The Cambodian Labor Confederation (CLC), a grouping of workers unions, has reported widespread violence and other abuses against workers last year.
In a statement, the CLC said restrictions on the activities of unions, coupled with arrests of activists, intimidation, and violence against workers were a cause for concern.
“The law on trade unions and the latest political developments had narrowed down the freedom of workers and unions,” it said.
The CLC report added that the authorities and companies had filed 43 complaints against its members last year, affecting more than 600 people. Violence was reported against more than 1,000 workers, it said.

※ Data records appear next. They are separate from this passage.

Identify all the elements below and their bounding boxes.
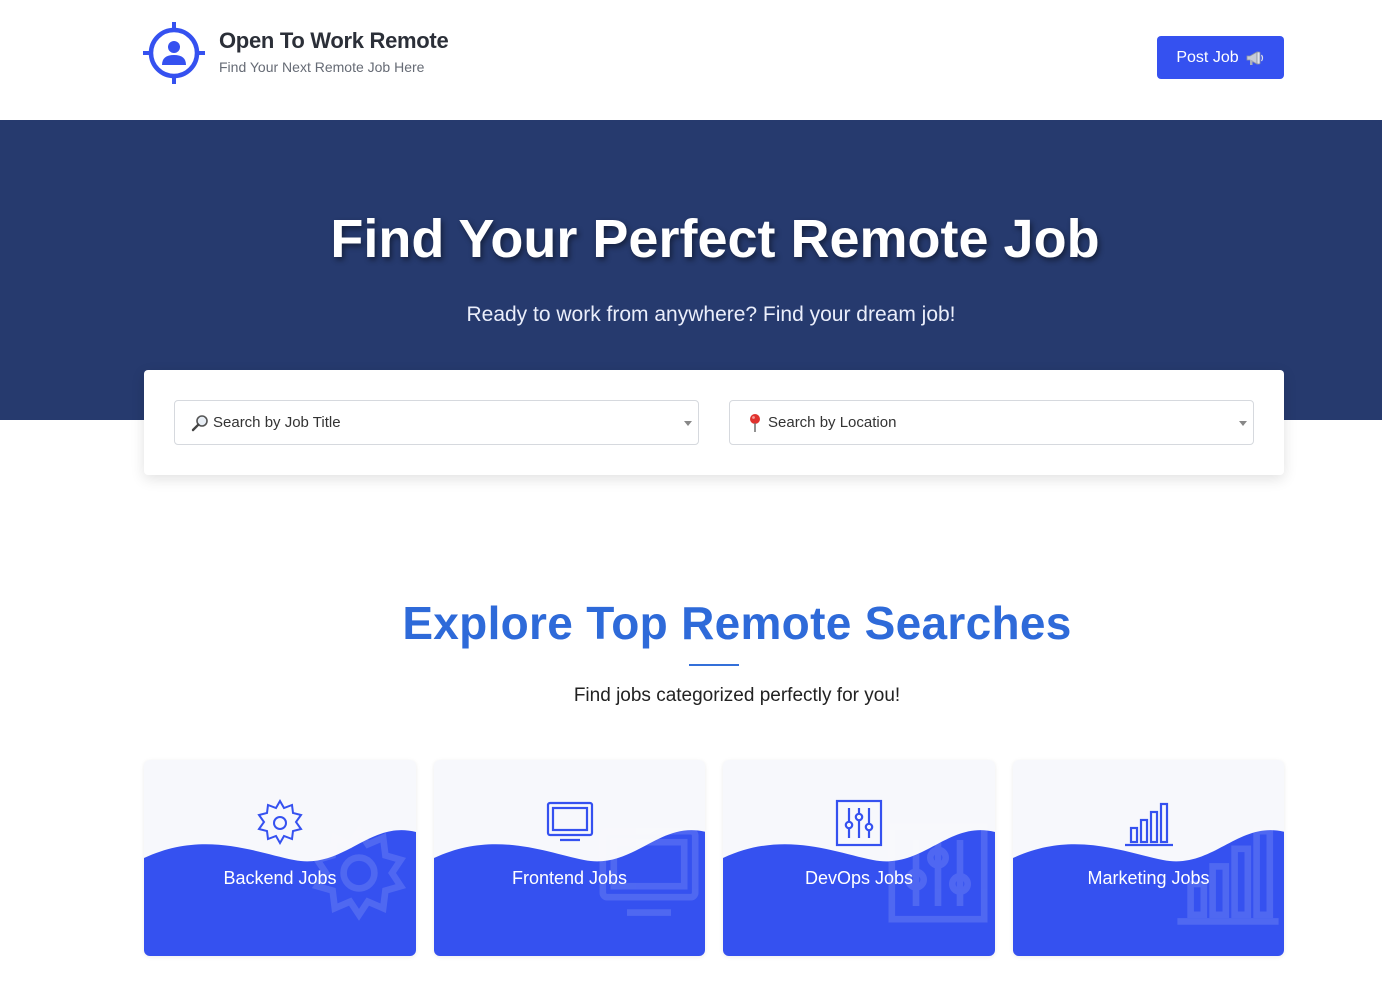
brand-subtitle: Find Your Next Remote Job Here xyxy=(219,59,425,75)
chevron-down-icon[interactable] xyxy=(1239,421,1247,426)
category-card-marketing[interactable]: Marketing Jobs xyxy=(1013,760,1284,956)
category-label: DevOps Jobs xyxy=(804,868,914,888)
brand-title[interactable]: Open To Work Remote xyxy=(219,28,449,54)
category-card-backend[interactable]: Backend Jobs xyxy=(144,760,416,956)
hero-subtitle: Ready to work from anywhere? Find your d… xyxy=(466,303,956,326)
explore-title: Explore Top Remote Searches xyxy=(402,597,1072,649)
post-job-button[interactable]: Post Job xyxy=(1157,36,1284,79)
job-title-select[interactable]: Search by Job Title xyxy=(174,400,699,445)
target-person-icon[interactable] xyxy=(143,22,205,84)
chevron-down-icon[interactable] xyxy=(684,421,692,426)
sliders-icon xyxy=(835,799,883,847)
gear-icon xyxy=(257,798,303,846)
map-pin-icon xyxy=(744,412,766,434)
title-divider xyxy=(689,664,739,666)
post-job-label: Post Job xyxy=(1176,48,1239,66)
megaphone-icon xyxy=(1246,50,1263,65)
category-card-frontend[interactable]: Frontend Jobs xyxy=(434,760,705,956)
explore-subtitle: Find jobs categorized perfectly for you! xyxy=(573,685,901,706)
magnifier-icon xyxy=(189,412,211,434)
monitor-icon xyxy=(546,801,594,842)
category-label: Backend Jobs xyxy=(223,868,337,888)
category-label: Marketing Jobs xyxy=(1087,868,1210,888)
job-title-placeholder: Search by Job Title xyxy=(213,414,341,431)
site-header: Open To Work Remote Find Your Next Remot… xyxy=(0,0,1382,120)
location-placeholder: Search by Location xyxy=(768,414,897,431)
location-select[interactable]: Search by Location xyxy=(729,400,1254,445)
search-panel: Search by Job Title Search by Location xyxy=(144,370,1284,475)
bar-chart-icon xyxy=(1125,802,1173,847)
category-label: Frontend Jobs xyxy=(511,868,628,888)
hero-title: Find Your Perfect Remote Job xyxy=(330,209,1100,269)
category-card-devops[interactable]: DevOps Jobs xyxy=(723,760,995,956)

However, the group reported a general improvement in the living conditions of workers thanks to a rising minimum wage, which was agreed to following years of bitter protest that resulted in several deaths at the hands of the security forces, as well as other advances in health care and rights.

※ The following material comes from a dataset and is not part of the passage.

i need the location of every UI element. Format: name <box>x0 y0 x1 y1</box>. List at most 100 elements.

“While there were some improvements, we also saw challenges, such as the freedom to hold rallies, stage strikes, and demonstrations,” it added.

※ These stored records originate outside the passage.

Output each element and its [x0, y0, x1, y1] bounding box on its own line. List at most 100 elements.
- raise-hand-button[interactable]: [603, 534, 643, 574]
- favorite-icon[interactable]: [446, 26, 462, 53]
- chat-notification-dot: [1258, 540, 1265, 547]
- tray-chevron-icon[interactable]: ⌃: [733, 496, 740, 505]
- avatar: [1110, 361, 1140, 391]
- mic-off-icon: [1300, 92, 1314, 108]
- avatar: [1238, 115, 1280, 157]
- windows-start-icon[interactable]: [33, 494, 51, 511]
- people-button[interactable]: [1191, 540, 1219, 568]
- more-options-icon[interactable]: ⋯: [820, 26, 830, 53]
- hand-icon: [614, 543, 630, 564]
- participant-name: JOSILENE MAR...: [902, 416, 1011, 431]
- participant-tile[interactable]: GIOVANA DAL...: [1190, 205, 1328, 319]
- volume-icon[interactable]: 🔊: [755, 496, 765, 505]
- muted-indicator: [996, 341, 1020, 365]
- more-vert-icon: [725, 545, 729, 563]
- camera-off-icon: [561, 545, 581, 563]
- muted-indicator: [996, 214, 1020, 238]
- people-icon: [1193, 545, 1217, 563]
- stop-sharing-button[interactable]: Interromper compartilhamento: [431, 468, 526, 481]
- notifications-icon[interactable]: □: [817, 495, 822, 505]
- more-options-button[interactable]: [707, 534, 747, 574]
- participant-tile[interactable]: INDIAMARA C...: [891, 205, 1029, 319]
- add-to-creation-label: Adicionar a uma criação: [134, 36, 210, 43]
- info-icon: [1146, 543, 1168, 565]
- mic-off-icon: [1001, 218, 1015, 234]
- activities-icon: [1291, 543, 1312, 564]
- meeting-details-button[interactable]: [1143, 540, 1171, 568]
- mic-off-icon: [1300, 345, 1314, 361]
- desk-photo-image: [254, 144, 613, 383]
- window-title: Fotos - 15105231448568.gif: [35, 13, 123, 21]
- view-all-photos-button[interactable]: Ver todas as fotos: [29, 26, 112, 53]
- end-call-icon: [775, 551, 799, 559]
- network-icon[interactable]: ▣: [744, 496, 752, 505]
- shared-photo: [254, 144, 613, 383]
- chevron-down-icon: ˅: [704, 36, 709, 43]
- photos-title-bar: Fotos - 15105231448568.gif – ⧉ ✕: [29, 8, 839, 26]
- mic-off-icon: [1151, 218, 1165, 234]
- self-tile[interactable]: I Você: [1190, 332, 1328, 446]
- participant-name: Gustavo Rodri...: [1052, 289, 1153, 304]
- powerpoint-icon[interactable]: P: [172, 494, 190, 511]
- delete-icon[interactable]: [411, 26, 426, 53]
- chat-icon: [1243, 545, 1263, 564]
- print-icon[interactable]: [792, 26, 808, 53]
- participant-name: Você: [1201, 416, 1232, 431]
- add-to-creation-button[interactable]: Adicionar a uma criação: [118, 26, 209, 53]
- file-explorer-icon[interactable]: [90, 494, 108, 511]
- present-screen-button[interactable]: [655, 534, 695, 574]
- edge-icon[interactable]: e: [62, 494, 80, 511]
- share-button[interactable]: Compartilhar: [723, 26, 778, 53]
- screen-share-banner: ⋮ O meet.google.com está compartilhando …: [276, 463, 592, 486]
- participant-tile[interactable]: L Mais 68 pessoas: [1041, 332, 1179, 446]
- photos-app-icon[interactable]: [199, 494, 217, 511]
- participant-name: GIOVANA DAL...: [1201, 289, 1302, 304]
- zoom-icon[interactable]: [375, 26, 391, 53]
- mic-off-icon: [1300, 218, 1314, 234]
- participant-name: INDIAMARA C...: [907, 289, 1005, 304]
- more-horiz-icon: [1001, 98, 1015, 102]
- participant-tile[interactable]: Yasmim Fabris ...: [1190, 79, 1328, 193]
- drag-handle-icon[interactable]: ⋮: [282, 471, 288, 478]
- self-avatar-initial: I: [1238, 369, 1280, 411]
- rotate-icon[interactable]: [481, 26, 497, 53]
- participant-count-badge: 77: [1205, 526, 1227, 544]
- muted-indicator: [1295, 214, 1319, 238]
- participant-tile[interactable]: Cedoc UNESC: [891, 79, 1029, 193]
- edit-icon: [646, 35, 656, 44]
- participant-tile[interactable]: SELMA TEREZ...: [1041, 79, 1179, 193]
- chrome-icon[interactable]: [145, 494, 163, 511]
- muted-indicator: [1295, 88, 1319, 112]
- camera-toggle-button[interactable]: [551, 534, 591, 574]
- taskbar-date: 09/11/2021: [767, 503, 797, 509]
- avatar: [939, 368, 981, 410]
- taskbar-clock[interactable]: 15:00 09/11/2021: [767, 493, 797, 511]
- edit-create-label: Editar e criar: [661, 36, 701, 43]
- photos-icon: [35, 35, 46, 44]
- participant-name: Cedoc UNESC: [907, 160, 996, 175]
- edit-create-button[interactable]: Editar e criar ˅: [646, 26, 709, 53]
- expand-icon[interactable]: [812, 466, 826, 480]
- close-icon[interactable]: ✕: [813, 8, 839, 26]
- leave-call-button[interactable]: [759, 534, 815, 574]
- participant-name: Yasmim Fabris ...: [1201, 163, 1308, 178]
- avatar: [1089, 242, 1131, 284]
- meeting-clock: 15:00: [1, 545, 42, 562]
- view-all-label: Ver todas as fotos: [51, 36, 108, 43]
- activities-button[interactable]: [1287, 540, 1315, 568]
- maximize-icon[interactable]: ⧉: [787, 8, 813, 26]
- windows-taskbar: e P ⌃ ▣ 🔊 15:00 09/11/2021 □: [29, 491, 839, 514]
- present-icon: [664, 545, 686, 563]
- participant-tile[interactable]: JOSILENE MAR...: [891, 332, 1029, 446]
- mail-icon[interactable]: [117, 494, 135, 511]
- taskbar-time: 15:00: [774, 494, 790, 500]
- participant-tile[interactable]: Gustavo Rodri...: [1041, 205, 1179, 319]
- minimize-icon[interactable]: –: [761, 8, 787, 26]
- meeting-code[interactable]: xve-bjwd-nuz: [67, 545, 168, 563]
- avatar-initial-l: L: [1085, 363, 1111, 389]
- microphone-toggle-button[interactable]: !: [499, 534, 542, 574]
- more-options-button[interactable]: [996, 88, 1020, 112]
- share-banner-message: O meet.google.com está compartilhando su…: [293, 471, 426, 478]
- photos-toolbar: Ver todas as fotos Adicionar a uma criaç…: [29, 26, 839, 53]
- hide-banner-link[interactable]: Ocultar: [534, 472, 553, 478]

The CLC statement came ahead of an expected International Labor Organization (ILO) report on the situation for Cambodian workers.
The ILO report called on the government to amend the trade union law to guarantee the rights of minors, remove the requirement to be able to read and write Khmer from the eligibility criteria for union leadership, and also allow workers with prior criminal records to become union leaders.
Ath Thorn, president of the CLC, said solving labor disputes should be a high priority for the government.
“Freedom issues have to be addressed first. If our workers have freedom, our unions have freedom, it would mean that they can negotiate to solve problems,” he said.
Ken Loo, secretary general of the Garment Manufacturers Association in Cambodia, and Heng Sour, labor ministry spokesman, could not be reached for comment.
Chin Malin, a justice ministry spokesman, said the courts had followed due process in all cases against unions and workers. He added that the restrictions on unions and workers did not impinge upon their rights, but prevented “incitement, political manipulation, gangsters, who caused anarchic activities.”
In early 2014, at least five unarmed Cambodians were killed by the security forces during violent protests for higher wages. No officials have faced charges over the killings.